WASHINGTON — President Bush and congressional leaders pledged Tuesday to investigate the government's response to Hurricane Katrina, but disagreement erupted between Republicans and Democrats over the speed and scope of the inquiry and the need for changes in the Federal Emergency Management Agency.
The White House, meanwhile, was preparing a request for another round of emergency funds of as much as $40 billion. The expanding cost of the recovery and the tone of the debate virtually guaranteed that Katrina would swamp Washington's political landscape long after its floodwaters recede in New Orleans.
The administration has been forced to set aside other priorities while it tends to a natural disaster of immense proportions and defends itself against accusations that a flawed response made matters even worse.
On Capitol Hill, the Republican leader of a Senate committee said she was launching an investigation into the federal response.
Democratic leaders said the administration was not moving quickly enough to determine what went wrong last week and to undertake reforms to make sure any mistakes were not repeated.
Several called for an inquiry by an independent commission; one demanded the resignation of FEMA director Michael D. Brown.
The White House acknowledged that the initial government response to the unfolding tragedy was inadequate, and Bush promised to personally conduct an investigation into the actions of federal, state and local authorities last week.
"What I intend to do is ... to lead an investigation to find out what went right and what went wrong," Bush told reporters at the end of a morning Cabinet meeting.
But the president gave no specifics as to how that investigation would be conducted.
And he said a more immediate priority was responding to the needs of the tens of thousands of residents of New Orleans and other parts of Louisiana and Mississippi who were displaced by the hurricane and the damage it wrought.

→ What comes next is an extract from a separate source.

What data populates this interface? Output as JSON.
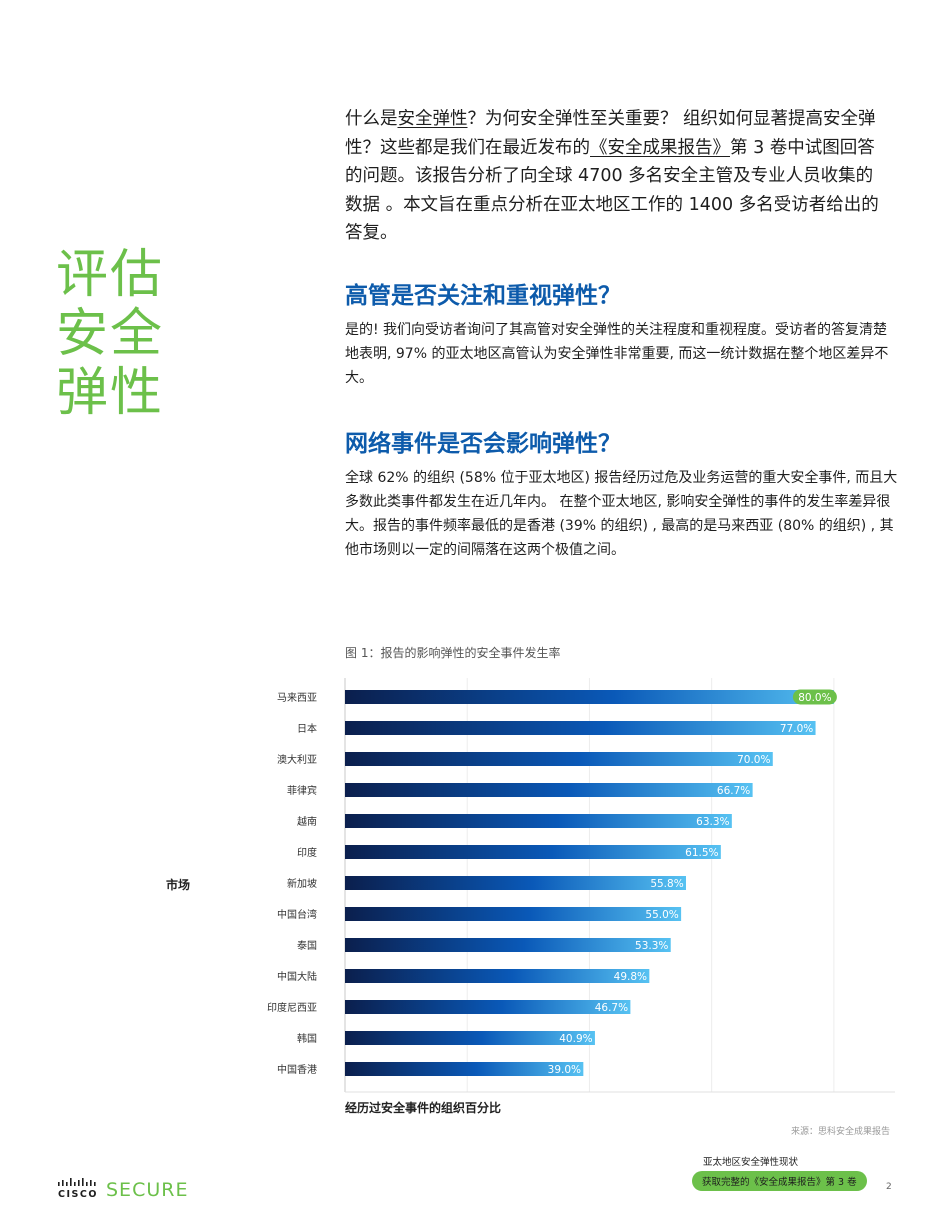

Bush said he was sending Vice President Dick Cheney to the region Thursday to assess the effectiveness of post-hurricane recovery efforts.
He said Cheney would work with Homeland Security Secretary Michael Chertoff to remove any "bureaucratic obstacles" that might be slowing progress. The White House worked into the evening on a request for about $40 billion to fund hurricane relief efforts.
The emergency funding would be on top of a $10.5-billion package approved hastily Friday by Congress.
Last week's appropriation "was only a down payment," said Scott Milburn, a spokesman for the Office of Management and Budget. "We're writing the second installment now."
White House officials said the request would be sent to Congress as early as today.
House Majority Leader Tom DeLay (R-Texas) said Congress could complete work on the aid bill by the end of the week.
Senate Minority Leader Harry Reid (D-Nev.) predicted a much greater infusion of cash would be needed for emergency efforts in the affected areas.
He said the recovery effort was costing more than the Iraq war on a daily basis, and that "an initial investment of $150 billion will be needed."
Republican leaders said they wanted to investigate what went wrong with the initial relief effort. But there was no agreement on the nature of the investigation, how quickly it should begin or who should conduct it.
Some Democrats called for an independent group modeled after the Sept. 11 commission appointed by Bush in the wake of the 2001 terrorist attacks on the World Trade Center and the Pentagon.
But DeLay said he did not believe such a commission was necessary. Instead, he called for a joint investigation by both chambers into what he said were the failures of federal, state and local authorities.
Sen. Trent Lott (R-Miss.), who lost his family home to the hurricane, pleaded with colleagues to focus on the daunting task of cleanup and reconstruction before trying to place blame.
"Please don't have a hearing tying up people who need to make decisions," Lott said.
What was needed in the ravaged Gulf Coast area, he said, was manpower. "Anybody in America who can get a chain saw and come to work -- we need that."
Lott issued his plea after Sen. Susan Collins (R-Maine), chairwoman of the Senate Homeland Security and Governmental Affairs Committee, said the government had failed in its fundamental responsibility to protect citizens.
"In its initial response to the catastrophe of Hurricane Katrina, particularly in Louisiana, governments at all levels failed in this obligation," Collins said in announcing that her committee would investigate what went wrong.
There were disagreements that cut across parties over whether Congress had made a mistake when it folded FEMA into the much larger Department of Homeland Security.
Some said FEMA's response to the hurricane was evidence the agency had been harmed by becoming part of a bigger bureaucracy that is focused largely on preventing and responding to terrorist attacks, not natural disasters.